Depuis plusieurs années, l’Association française de normalisation (AFNOR) sur la mise en place d’une norme halal. Une première norme expérimentale a vu le jour ce 15 septembre. Mais celle-ci est déjà largement décriée par les organisation musulmanes — mosquées, organismes de certifications halal et CFCM, entre autres — qui regrettent que l’AFNOR ait décidé de la norme sans les mettre dans la boucle. En effet, ce sont des institutionnels et des industriels (principalement Doux) qui ont décidé de ce que devait être le halal. Mais l’AFNOR n’en démord pas et veut « la jouer offensive », et ainsi imposer sa norme halal. Pourquoi une telle arrogance vis-à-vis de l’alimentation halal alors que l’Association française de normalisation n’a jamais tenté de s’ingérer dans la cacherout ? Plusieurs raisons expliquent ce deux poids-deux mesures.

Le grand bazar des certificateurs de halal

En France, le système de certification halal est disparate. Plusieurs organismes privés ou associatifs, dont certains dépendent de mosquées françaises, apposent leur label sur les produits qu’ils définissent, selon leurs cahiers des charges respectifs, comme halal. Malgré la loi de 1905, l’Etat a, depuis le milieu des années 1990, voulu réglementer ce marché. En autorisant la mosquée de Paris tout d’abord à certifier les produits halal, puis en élargissant cette autorisation aux mosquées de Lyon et d’Evry. Mais d’autres organismes, non accrédités par l’Etat, ont également le droit de fournir une certification halal, dont AVS. Face à une telle disparité de certificateurs, l’Etat — via le ministère chargé de l’Industrie, dont l’AFNOR est sous tutelle — et les industriels tentent d’imposer leurs propres règles. Pour le casher, tout semble plus simple : les juifs de France achètent des produits portant le logo orange KBDP du Beth Din de Paris, la certification mise en place par le Consistoire de Paris.

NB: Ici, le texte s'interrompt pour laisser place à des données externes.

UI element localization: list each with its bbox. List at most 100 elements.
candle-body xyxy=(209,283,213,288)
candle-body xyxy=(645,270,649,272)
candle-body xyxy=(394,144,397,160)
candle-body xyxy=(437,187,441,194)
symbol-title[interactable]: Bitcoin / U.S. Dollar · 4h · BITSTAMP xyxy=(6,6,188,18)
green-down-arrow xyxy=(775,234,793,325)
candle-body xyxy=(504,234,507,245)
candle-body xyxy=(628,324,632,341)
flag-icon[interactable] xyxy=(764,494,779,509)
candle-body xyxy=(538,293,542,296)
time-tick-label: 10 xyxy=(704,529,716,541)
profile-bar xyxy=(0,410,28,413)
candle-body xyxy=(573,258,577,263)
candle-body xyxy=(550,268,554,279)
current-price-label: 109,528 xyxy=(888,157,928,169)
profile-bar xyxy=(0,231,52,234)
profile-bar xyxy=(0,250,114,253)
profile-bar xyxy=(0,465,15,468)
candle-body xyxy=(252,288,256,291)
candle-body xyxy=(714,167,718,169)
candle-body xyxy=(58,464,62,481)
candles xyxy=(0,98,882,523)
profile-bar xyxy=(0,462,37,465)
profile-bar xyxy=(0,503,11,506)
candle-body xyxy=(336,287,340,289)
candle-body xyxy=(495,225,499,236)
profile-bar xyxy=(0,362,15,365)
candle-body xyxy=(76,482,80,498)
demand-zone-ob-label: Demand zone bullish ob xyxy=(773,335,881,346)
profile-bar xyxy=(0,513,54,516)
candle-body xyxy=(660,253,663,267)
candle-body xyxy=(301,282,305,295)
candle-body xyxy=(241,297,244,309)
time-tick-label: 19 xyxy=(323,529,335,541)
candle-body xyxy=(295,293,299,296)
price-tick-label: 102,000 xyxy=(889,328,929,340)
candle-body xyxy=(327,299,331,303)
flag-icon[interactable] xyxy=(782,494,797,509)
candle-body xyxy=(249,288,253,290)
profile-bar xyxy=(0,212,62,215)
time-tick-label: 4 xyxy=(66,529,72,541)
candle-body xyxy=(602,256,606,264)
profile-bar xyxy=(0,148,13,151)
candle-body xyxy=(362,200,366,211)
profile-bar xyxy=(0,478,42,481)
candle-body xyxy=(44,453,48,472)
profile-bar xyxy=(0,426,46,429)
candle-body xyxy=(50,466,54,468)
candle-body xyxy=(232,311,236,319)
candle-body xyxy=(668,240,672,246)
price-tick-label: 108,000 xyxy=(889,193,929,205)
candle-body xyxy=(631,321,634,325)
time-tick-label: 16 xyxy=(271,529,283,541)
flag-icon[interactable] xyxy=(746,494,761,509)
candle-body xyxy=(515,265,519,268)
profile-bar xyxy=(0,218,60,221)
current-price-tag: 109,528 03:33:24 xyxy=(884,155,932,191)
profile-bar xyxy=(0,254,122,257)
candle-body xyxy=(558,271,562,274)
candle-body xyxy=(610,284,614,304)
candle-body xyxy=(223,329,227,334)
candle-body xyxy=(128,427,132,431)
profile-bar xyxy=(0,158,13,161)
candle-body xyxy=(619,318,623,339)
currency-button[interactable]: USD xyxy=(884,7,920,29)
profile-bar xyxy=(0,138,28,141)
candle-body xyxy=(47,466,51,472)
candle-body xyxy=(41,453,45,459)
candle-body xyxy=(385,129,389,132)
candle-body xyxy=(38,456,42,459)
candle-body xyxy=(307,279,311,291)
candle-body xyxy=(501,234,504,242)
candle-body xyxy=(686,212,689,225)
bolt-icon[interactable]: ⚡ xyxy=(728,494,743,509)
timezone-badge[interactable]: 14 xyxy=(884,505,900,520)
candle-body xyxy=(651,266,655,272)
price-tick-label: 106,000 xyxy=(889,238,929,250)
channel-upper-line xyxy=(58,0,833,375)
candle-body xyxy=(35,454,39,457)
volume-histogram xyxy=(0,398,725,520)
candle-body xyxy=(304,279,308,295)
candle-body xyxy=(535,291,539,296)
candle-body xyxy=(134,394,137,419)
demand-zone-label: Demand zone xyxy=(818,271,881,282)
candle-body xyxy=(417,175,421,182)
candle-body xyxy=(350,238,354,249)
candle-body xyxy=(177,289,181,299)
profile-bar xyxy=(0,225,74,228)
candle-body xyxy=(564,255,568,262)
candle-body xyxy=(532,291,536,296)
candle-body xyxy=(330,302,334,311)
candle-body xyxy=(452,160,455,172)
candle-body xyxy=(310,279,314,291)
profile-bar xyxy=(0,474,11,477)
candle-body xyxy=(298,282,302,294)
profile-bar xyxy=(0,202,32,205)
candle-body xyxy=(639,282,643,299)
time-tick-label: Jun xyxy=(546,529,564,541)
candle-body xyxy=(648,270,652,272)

La volonté de l’Etat de créer un « Islam de France » sans les musulmans

L’initiative de l’AFNOR intervient à un moment où l’Etat tente de mettre la main sur l’Islam en France sans mettre à contribution les musulmans du pays. On l’a vu avec la Fondation de l’Islam de France, présidée par Jean-Pierre Chevènement, ou avec l’initiative de Gérard Collomb de créer des missions informelles de coordination des cultes : les gouvernements successifs veulent imposer leur modèle sans passer par la base. La « nome expérimentale » mise en place par l’AFNOR répond à la même logique : l’association a établi une liste de contraintes sans même en référer aux organismes certificateurs déjà existants. La difficulté des différentes instances locales musulmanes à s’organiser joue clairement en la faveur des autorités gouvernementales, qui avancent sans attendre. En mars 2016, le CFCM avait adopté une charte du halal. Mais trop lent, le Conseil français du culte musulman s’est aujourd’hui fait doubler par l’AFNOR qui, en plus, assure sans honte que le CFCM a adoubé sa norme expérimentale. Le Consistoire, dans un cas similaire, ne se serait jamais laissé faire.

Le marché du halal exponentiel, celui du casher sept fois moins important

Les chiffres parlent d’eux-mêmes : au niveau mondial, le halal représente plus de 600 milliards de dollars de chiffre d’affaires annuel. On estime que ce même chiffre d’affaires pourrait atteindre les 2 000 milliards de dollars par an en 2025. Des sommes bien éloignées du marché du casher qui n’est évalué qu’à 100 milliards de dollars. Par étonnant que l’Etat tente donc de mettre la main sur le halal et laisse le Consistoire gérer seul la cacherout. Du coup, industriels et institutionnels sont sur les starting-blocks. Et la clé d’un succès des exportations de produits halal passerait forcément par le Jakim, l’organisme certificateur malaisien. La norme AFNOR, si elle perdurait, permettrait d’envisager entre l’Hexagone et la Malaisie des relations économiques florissantes. La certification du Jakim est très contraignante, mais elle est un des passages obligés pour intégrer le marché asiatique. Et face à des concurrents comme l’Argentine, la France, à fort de tergiversations, a pris du retard. Le Moyen-Orient attise également l’appétit des industriels et de l’Etat. Eldjida Makhloufi, responsable export de la Fict, explique dans La Croix pourquoi est née la norme AFNOR : « Nos concurrents prennent des parts de marché dans des pays où nous aurions une légitimité, mais où on reproche à la France de ne pas avoir de norme », indique-t-elle.